At this point, you’ve probably seen the demolishing hit South Carolina defensive end Jadeveon Clowney, one of college football’s best players, laid on Michigan running back Vincent Smith in the Outback Bowl on New Year’s Day. Clowney, who would be a top five pick in the NFL Draft this year if only an arbitrary age limit didn’t force him to remain in college for another season, burst off the line and laid waste to Davis almost immediately, causing Davis to fumble and sending his helmet 10 yards backward in the process:

That hit, in short, is absolute football perfection, a combination of size, speed, strength, and total athletic dominance that, when brought together in one perfect moment, leads to the type of play that leaves fans, coaches, teammates, opponents, and announcers alike stunned beyond comprehension. It was clean, it was smart, it was beautiful. The two seconds between the snap of the ball and Clowney’s devastation were football at its absolute purest, as Dave Kindred pointed out at Sports On Earth:

I have no use for football’s jack-‘em-up fetish. I loathe the mentality that cheers a blindside block on a helpless defender whose eyes are locked on a kick returner. I have seen cheap shots and I have seen Darryl Stingley in a wheelchair. But what Jadeveon Clowney did to Vincent Smith was none of that. The old Michigan State coach, Duffy Daugherty, once said, “Football’s not a contact sport, it’s a collision sport.” By that definition, Clowney’s tackle was as pure a demonstration of the game’s truest nature as we’re likely to see.

The very fact that the hit was a “pure demonstration” football’s “truest nature,” though, illustrates exactly what is so scary about the future of football: we’ve spent the last year focused on the threat concussions pose to the future of the game, but the real threat may be the game itself, the risk routine hits even less powerful than Clowney’s pose to the brains of the young men who step on the field each weekend. That, as Bloomberg’s Jonathan Mahler argued last month, “Football doesn’t have a concussion problem. It has an existential one.”

Clowney’s hit didn’t cause a concussion, and so it seems just a routine part of the game. But focusing on concussions as the major source of brain injuries in football, as Mahler argued, makes us think the problem can be fixed relatively easily. It makes it seem as if improving how we monitor concussions when they happen and eliminating head-to-head hits will reduce the amount of concussions and thus mitigate the risk of long-term brain trauma for the athletes who take the field. But recent research shows that it doesn’t necessarily take a career full of concussions to lead to the long-term cognitive problems many football players experience after retirement. Rather, chronic traumatic encepholopathy, dementia, depression, and other serious cognitive damage can result from the constant repetition of seemingly minor hits to the head — the kind that happen hundreds of times every game from the NFL level down to youth football.

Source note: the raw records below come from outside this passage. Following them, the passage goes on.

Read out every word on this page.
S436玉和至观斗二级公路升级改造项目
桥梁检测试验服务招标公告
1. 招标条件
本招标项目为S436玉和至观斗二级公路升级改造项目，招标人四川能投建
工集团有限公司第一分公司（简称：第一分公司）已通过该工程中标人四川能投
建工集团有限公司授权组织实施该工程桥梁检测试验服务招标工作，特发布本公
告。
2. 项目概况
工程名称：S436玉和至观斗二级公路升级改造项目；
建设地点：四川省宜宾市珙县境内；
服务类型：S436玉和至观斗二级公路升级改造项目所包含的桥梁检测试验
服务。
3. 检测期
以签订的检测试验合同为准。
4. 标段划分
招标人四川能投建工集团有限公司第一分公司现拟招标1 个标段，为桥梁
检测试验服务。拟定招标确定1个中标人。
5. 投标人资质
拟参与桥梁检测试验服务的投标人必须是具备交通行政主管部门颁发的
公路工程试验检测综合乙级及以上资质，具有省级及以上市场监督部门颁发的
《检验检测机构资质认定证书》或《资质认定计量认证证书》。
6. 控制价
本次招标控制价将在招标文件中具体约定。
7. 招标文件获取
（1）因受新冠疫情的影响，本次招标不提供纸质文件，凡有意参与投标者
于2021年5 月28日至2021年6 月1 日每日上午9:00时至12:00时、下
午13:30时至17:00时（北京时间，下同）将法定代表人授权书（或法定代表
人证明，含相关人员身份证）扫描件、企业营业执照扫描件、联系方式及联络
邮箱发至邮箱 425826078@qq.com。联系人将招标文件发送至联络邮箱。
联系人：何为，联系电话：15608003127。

“Calling the head-injury crisis a concussion crisis made it sound as if it stemmed from how the game is played, not from the game itself,” Mahler continued. It doesn’t take a concussion to damage the brain. It doesn’t even take a hit as devastating as Clowney’s. The routine plays, the beautiful plays, the most purely football plays — they all could be causing brain damage too. That’s a reality nobody wants to acknowledge, because if football’s problem is indeed existential, if the game doesn’t have a crisis but is the crisis, the future of football is in more peril than anyone thinks.